U.S. Department of Health and Human Services Federal Financial Assistance Listing Number 93.829 Section 223 Demonstration Programs to Improve Community Mental Health Services ‐ 6H79SM083306‐01M002 Procurement and Suspension and Debarment Significant Deficiency in Internal Control over Compliance Criteria: The Uniform Guidance, Section 200.303 Internal Controls, requires the non‐federal entity must establish and maintain effective internal controls over federal awards that provide reasonable assurance that awards are being managed in compliance with federal statutes, regulations and the terms and conditions of the federal award.

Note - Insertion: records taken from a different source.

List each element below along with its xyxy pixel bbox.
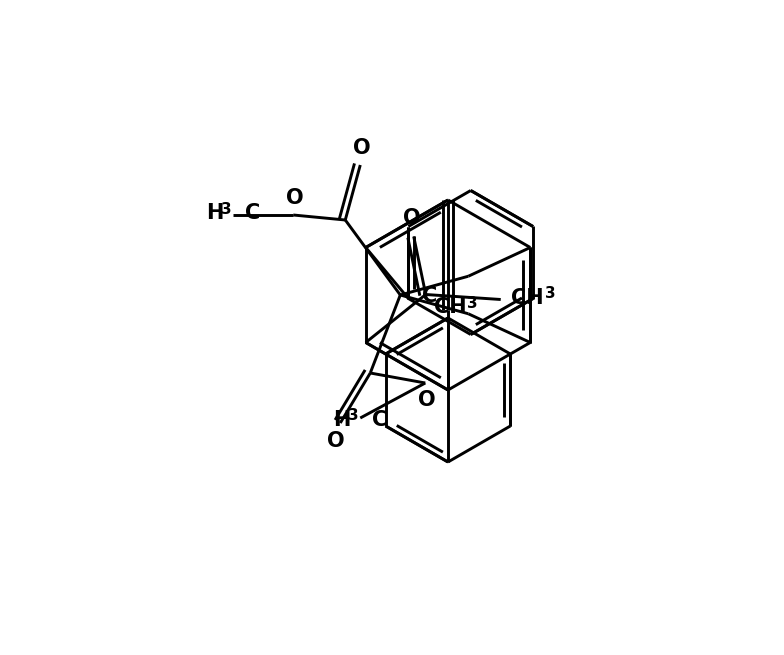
Text: O: O [354, 138, 371, 158]
Text: C: C [422, 286, 437, 307]
Text: 3: 3 [545, 286, 555, 301]
Text: C: C [372, 410, 387, 430]
Text: CH: CH [434, 297, 466, 317]
Text: H: H [333, 410, 350, 430]
Text: 3: 3 [220, 202, 231, 217]
Text: 3: 3 [466, 297, 477, 312]
Text: C: C [245, 203, 260, 223]
Text: O: O [403, 208, 420, 229]
Text: CH: CH [510, 288, 543, 307]
Text: 3: 3 [347, 407, 358, 422]
Text: O: O [328, 431, 345, 451]
Text: H: H [206, 203, 223, 223]
Text: O: O [419, 390, 436, 410]
Text: O: O [286, 188, 304, 208]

The non‐Federal entity must have and use documented procurement procedures, consistent with State, local, and tribal laws and regulations and the standards of this section, for the acquisition of property or services required under a Federal award or subaward. The non‐ Federal entity's documented procurement procedures must conform to the procurement standards identified in §§ 200.318 through 200.327. Condition: The Organization did not have a written procurement policy that was consistent with Federal, State, local, and tribal laws and regulations. Cause: There is a lack of controls over the written procurement, suspension and debarment policy. Effect: Failure to maintain a written procurement policy that was consistent with Federal, State, local, and tribal laws and regulations may result in disallowed costs. Questioned Costs: None. Context/Sampling: EB reviewed the procurement, suspension and debarment policy. Repeat Finding from Prior Year(s): Yes. Recommendation: We recommend that management implement a written procurement, suspension and debarment policy that meets Federal, State, local, and tribal laws and regulations. We also recommend that management review this policy regularly to confirm that it meets the requirements. Views of Responsible Individuals: Management agrees with the finding.